Cuenta que un día abrió la puerta del santuario a alguien importante y los invitados le dijeron a Joseba: “nos ha dejado pasar el obrero que tenéis de portero”. Era el obispo, con un jersey viejo que quería en el alma. Se lo encontró, hace muchos años, en una rama de un árbol. Fue obispo de Ecuador. Nunca lleva signos de su condición eclesiástica. En Elorrio, en la fiesta de Berriochoa, hubo una gran ceremonia litúrgica, había más obispos y todos llevaban el solideo en la cabeza. Nuestro obispo miró a los lados y le cogió al santo el solideo que tenía puesto. Al terminar la misa se lo colocó de nuevo en la cabeza y nadie se enteró del robo temporal a Valentín de Berriochoa.

En esta mañana de marzo quisiera robar la fe, la inmensa fe que se respira en el aire.

Cuentan las leyendas que desde el Amboto, el punto más alto del parque, la diosa Mari contempla el santuario de Urkiola. Los lugareños creían tanto en Mari que acudían a pedirle que ahuyentara el granizo. Hasta el párroco iba a celebrar misa a la entrada de la cueva. Al amanecer la dama, vestida con una túnica verde, dicen que se peina su cabello rubio con un peine de oro. Hoy la dama debe de estar de buen humor porque hay sol. Las leyendas cuentan que el clima de Euskadi depende de la tristeza o la alegría de Mari. La dama de Amboto es la gran diosa de la mitología vasca. Es muy difícil llegar a su morada, por eso los pastores levantaron un santuario donde los fieles rezaban a San Antón. Aseguran que debajo del hábito del patrón de los animales se esconde Mari.

La imaginación y la realidad se tejen tan juntas que, a veces, se confunden. Hay que mantener la fantasía para volver a soñar el presente. En Urkiola viven juntas. ¿Cómo pudo ser el santuario terminado? Hay que pintarlo en el aire, porque los muros iban a ser torres que se han tapado con cemento.
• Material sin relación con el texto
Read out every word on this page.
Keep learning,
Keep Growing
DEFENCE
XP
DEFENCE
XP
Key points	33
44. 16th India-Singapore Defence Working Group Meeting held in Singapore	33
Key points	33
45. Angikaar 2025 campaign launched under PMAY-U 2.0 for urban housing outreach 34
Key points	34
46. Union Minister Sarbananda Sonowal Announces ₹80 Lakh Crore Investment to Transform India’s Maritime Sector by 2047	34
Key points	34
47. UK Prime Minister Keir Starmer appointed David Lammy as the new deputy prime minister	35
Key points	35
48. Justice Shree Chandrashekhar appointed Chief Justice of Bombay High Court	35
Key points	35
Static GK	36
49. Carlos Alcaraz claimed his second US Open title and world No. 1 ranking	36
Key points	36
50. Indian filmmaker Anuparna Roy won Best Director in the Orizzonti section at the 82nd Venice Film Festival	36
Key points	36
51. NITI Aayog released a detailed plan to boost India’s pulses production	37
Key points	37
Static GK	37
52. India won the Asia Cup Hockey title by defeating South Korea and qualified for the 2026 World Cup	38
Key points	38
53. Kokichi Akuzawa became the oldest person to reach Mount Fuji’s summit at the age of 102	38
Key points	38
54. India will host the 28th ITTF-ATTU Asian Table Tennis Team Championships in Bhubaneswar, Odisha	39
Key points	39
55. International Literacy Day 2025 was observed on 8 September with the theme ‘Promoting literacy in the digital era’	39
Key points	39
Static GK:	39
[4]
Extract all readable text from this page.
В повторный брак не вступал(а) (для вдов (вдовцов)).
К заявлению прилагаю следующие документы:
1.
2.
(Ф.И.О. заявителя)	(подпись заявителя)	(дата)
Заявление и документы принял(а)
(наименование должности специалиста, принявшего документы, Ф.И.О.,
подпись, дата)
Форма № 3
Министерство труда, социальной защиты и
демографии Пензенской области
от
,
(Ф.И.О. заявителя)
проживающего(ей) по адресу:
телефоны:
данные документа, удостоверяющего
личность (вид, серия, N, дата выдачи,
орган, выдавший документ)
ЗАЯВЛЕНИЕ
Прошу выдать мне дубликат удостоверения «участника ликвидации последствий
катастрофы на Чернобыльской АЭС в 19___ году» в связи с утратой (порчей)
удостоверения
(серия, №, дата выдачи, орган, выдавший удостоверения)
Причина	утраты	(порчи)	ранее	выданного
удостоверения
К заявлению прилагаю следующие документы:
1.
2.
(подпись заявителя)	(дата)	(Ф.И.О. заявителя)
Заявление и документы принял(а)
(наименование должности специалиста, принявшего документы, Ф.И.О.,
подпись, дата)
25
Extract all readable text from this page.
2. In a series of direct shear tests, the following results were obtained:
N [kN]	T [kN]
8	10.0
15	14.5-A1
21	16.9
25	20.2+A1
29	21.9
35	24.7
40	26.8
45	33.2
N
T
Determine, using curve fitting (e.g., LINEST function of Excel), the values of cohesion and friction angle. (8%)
El pórtico sigue como pudo ser, un monumento a la vida de Vizcaya: una laya- símbolo de la agricultura-, una turbina de piedra –la industria- y un ancla –el mundo del mar.

Según la tradición en el santuario –entonces posiblemente ermita- hubo culto antes del a Edad Media, había un hospital donde se atendía a los peregrinos. En el siglo XIII se veneraba a los dos San Antonio y es creencia popular que una noche San Antonio durmió y celebró misa en la ermita de San Antón.

Quizás San Antonio vuelva. Todo seguirá en orden esperando al futuro. Ha entrado sangre nueva para administrar y cuidar el recinto sagrado y mantener la continuidad de las tradiciones religiosas y profanas. Hay muchos proyectos, pero en la fuente de Santa Apolonia seguirá brotando el misma agua. Es la que beben los sacerdotes cada día. Me cuenta Juanjo que, como hay tanta gente que se acerca al manantial, un día preguntaron al medico de la zona si el agua era potable.

– ¿Todos ustedes toman? –preguntó.

– Sí.

-¿Y el obispo también?

– Por supuesto.

– Pues yo me apunto –dijo el doctor con firmeza.

Un siglo y una año de vida es una buena propaganda para el agua.

Sé que usted que lee sabe la mayoría de estas historias y ha subido muchas veces a Urkiola y hasta dio vueltas en torno al meteorito. Sus hijos posiblemente irán y sus nietos. Decía un político francés que en cada encrucijada del sendero que lleva al futuro, la tradición ha colocado diez mil hombres para custodiar el pasado. Otro sabio aseguraba que nosotros somos como los árboles y nuestros problemas como los torrentes, las tormentas hacen que los árboles tengan las raíces más profundas.

En las historias de la vida todo es dejarse llevar, como las hojas que aunque se caigan del árbol saben que son del árbol.